7 September, Arts on Tour, CHB Municipal Theatre
What follows is a very personal response to a very personal piece of theatre. Jan Bolwell has written and performs this piece based on her grandfather’s war stories. It is being toured through New Zealand by Arts on Tour. It was reviewed for us by Mary Kippenberger who peppers her response with quotes from the play.
“No one wins in war. We all lost.”
Jan Bolwell I take off all of my hats to you and yours. I take all my hats off to your vision, your characters, your song, your dance, your humour, your empathy, your wisdom, and your skill. Your grandfather’s war climbed right off that stage and demanded that we listen, that we hear, that we feel. Futility holding hands with humanity, humanity holding hands with inhumanity.

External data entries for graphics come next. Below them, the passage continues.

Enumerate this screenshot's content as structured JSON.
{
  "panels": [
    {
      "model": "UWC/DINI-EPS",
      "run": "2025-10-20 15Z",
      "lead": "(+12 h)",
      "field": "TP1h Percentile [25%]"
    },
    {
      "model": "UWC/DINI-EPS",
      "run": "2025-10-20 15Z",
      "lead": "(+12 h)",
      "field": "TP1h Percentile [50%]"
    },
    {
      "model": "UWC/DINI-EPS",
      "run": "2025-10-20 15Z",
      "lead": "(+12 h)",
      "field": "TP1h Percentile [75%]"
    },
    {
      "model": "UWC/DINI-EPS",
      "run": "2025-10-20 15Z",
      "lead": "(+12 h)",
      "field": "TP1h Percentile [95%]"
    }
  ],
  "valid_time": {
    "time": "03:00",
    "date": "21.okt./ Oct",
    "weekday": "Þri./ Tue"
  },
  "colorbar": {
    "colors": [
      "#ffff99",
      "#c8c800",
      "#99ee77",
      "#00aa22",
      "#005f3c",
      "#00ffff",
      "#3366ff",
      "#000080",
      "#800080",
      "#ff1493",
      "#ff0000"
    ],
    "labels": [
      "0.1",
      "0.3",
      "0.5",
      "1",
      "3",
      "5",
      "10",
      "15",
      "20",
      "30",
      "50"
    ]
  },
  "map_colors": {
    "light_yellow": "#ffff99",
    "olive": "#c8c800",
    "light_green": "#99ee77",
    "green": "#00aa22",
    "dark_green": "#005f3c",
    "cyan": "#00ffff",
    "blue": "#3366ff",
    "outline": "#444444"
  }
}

“Would you die for your country?”
This beautifully crafted, collaborative production, on a basic level, brought home the stark realities of war. The senseless waste, the personal triumphs and tragedies.

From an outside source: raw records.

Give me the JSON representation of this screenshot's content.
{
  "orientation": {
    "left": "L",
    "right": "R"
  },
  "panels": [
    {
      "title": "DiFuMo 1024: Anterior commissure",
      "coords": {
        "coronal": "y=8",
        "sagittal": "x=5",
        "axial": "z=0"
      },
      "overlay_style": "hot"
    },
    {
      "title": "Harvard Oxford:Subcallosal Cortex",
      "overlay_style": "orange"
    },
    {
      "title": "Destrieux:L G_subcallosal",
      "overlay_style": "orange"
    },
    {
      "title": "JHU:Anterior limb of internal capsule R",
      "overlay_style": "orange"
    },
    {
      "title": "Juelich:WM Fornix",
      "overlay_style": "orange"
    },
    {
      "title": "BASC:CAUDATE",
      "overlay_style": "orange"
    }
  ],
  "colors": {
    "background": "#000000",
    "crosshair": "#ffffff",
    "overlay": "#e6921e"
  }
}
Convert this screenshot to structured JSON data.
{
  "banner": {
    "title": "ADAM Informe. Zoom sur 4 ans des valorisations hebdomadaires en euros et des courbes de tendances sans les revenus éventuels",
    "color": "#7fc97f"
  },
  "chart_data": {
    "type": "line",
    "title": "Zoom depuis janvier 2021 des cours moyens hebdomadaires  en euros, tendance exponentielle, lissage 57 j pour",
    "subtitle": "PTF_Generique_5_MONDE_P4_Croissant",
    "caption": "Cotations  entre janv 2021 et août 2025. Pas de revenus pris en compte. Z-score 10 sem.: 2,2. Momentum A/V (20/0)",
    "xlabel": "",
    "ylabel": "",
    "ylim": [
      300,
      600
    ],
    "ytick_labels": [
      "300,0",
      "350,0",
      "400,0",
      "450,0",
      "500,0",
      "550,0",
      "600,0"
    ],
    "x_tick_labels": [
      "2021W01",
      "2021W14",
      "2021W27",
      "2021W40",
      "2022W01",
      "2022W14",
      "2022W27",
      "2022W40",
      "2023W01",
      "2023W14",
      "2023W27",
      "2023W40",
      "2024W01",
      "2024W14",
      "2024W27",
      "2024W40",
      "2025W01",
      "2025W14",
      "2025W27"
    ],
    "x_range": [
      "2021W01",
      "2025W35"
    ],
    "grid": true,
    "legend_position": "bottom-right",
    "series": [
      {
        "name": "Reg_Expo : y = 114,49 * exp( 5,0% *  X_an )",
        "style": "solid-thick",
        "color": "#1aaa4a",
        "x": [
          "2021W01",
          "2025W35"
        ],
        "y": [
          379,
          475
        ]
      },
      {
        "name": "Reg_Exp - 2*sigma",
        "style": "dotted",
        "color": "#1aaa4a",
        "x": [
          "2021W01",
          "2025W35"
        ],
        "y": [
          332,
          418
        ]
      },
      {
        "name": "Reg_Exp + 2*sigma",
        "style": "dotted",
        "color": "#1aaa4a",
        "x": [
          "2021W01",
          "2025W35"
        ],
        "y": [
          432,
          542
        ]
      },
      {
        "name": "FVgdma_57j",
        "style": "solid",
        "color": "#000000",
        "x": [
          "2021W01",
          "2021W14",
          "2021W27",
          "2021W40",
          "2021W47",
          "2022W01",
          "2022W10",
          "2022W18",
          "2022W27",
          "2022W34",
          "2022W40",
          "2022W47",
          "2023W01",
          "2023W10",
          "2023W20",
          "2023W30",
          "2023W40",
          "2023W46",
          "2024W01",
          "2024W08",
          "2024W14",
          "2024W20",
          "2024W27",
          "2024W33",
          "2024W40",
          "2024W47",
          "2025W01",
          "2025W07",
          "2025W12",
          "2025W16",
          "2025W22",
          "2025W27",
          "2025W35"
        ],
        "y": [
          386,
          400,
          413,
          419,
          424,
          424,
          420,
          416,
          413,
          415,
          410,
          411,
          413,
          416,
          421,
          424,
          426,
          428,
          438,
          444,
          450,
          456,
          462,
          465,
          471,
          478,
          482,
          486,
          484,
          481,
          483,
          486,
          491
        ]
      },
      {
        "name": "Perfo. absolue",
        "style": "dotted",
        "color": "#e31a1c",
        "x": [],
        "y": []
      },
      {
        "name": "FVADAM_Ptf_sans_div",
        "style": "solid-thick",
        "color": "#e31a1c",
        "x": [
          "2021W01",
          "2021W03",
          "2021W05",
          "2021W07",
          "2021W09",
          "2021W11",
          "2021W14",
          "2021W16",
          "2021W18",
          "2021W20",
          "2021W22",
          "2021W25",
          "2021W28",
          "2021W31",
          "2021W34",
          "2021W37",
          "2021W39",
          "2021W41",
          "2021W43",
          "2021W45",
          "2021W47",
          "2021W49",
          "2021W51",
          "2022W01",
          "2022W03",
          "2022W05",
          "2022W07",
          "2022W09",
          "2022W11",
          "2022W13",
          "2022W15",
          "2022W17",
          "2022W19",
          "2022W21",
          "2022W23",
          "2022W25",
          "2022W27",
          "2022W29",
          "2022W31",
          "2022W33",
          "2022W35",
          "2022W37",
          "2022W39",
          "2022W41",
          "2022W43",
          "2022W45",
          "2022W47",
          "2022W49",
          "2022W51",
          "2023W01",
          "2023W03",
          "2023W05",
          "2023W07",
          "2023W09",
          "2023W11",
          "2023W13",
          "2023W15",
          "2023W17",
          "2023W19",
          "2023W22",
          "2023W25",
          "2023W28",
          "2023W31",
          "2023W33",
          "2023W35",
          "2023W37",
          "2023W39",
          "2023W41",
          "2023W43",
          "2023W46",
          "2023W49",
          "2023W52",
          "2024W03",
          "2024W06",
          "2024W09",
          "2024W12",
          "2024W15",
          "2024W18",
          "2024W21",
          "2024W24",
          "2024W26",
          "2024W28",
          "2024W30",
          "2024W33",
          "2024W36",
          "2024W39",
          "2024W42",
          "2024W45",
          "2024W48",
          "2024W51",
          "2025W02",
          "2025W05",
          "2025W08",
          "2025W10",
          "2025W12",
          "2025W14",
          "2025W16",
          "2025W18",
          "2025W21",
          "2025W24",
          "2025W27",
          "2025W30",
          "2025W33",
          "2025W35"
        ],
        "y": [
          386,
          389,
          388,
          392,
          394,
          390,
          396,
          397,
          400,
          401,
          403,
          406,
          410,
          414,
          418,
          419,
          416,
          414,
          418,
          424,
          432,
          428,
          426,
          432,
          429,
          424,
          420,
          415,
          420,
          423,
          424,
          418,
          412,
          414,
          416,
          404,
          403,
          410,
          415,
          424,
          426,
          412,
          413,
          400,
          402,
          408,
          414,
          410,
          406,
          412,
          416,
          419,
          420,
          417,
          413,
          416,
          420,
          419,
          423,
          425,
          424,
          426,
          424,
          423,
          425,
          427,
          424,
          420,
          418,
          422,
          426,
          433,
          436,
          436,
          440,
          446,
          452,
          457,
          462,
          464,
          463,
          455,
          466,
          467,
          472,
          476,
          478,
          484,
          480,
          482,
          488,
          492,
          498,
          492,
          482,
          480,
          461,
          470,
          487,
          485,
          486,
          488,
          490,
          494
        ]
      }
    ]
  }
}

“We were sold a story and we all bought it, hook line and sinker.”
But for me its power lay in personal reflection and regret. My father and mother died with their stories mostly untold. They didn’t tell, we didn’t ask. My grandfather was a military man and died from shrapnel to the brain. He was 60. I was four years old and I have no memories of him. I would have liked a grandfather. I think he would have liked it too.

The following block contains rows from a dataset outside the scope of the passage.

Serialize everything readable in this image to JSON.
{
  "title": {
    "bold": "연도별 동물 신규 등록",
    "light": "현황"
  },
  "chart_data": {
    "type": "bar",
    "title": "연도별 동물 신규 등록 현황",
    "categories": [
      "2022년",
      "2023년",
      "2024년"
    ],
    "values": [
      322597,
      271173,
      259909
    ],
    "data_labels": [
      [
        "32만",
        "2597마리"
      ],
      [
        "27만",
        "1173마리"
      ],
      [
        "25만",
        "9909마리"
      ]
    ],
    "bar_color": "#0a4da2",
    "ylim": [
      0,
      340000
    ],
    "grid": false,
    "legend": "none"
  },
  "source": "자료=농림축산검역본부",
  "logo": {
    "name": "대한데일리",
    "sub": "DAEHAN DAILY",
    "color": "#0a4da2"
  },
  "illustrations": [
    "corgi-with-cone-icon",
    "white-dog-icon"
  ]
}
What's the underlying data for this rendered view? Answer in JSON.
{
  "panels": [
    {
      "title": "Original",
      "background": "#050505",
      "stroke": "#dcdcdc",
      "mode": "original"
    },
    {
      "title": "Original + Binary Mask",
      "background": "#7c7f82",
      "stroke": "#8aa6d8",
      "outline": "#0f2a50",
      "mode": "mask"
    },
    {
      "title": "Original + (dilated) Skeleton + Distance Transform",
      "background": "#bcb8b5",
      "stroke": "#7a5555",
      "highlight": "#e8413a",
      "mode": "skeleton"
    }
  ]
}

Jan Bolwell is a playwright, performer, choreographer and director of Wellington’s Crows Feet Dance Collective. Collaborating with director Kerryn Palmer, composer, Laughton Pattrick, set and costume designer, Andrew Simpson, Lighting design, Janis Cheng and technician, Neal Barber, Jan has brought to our Waipawa stage a One Woman tour de force.
I am glad to have met Jan’s grandfather. I wish things had been different for him, his friends, their families. I wish I wasn’t fearful for my children, my grandchildren and the great grandchildren I will never meet. I wish we had a choice about this next war. I wish there was somewhere to hide. I wish I could feel relieved and somewhat smug that I grow vegetables and live in New Zealand. Maybe we should do something about it. Maybe we should all just get along. A global, collaborative performance of justice and equitable sharing, starting in our own backyards. It’s not rocket science is it?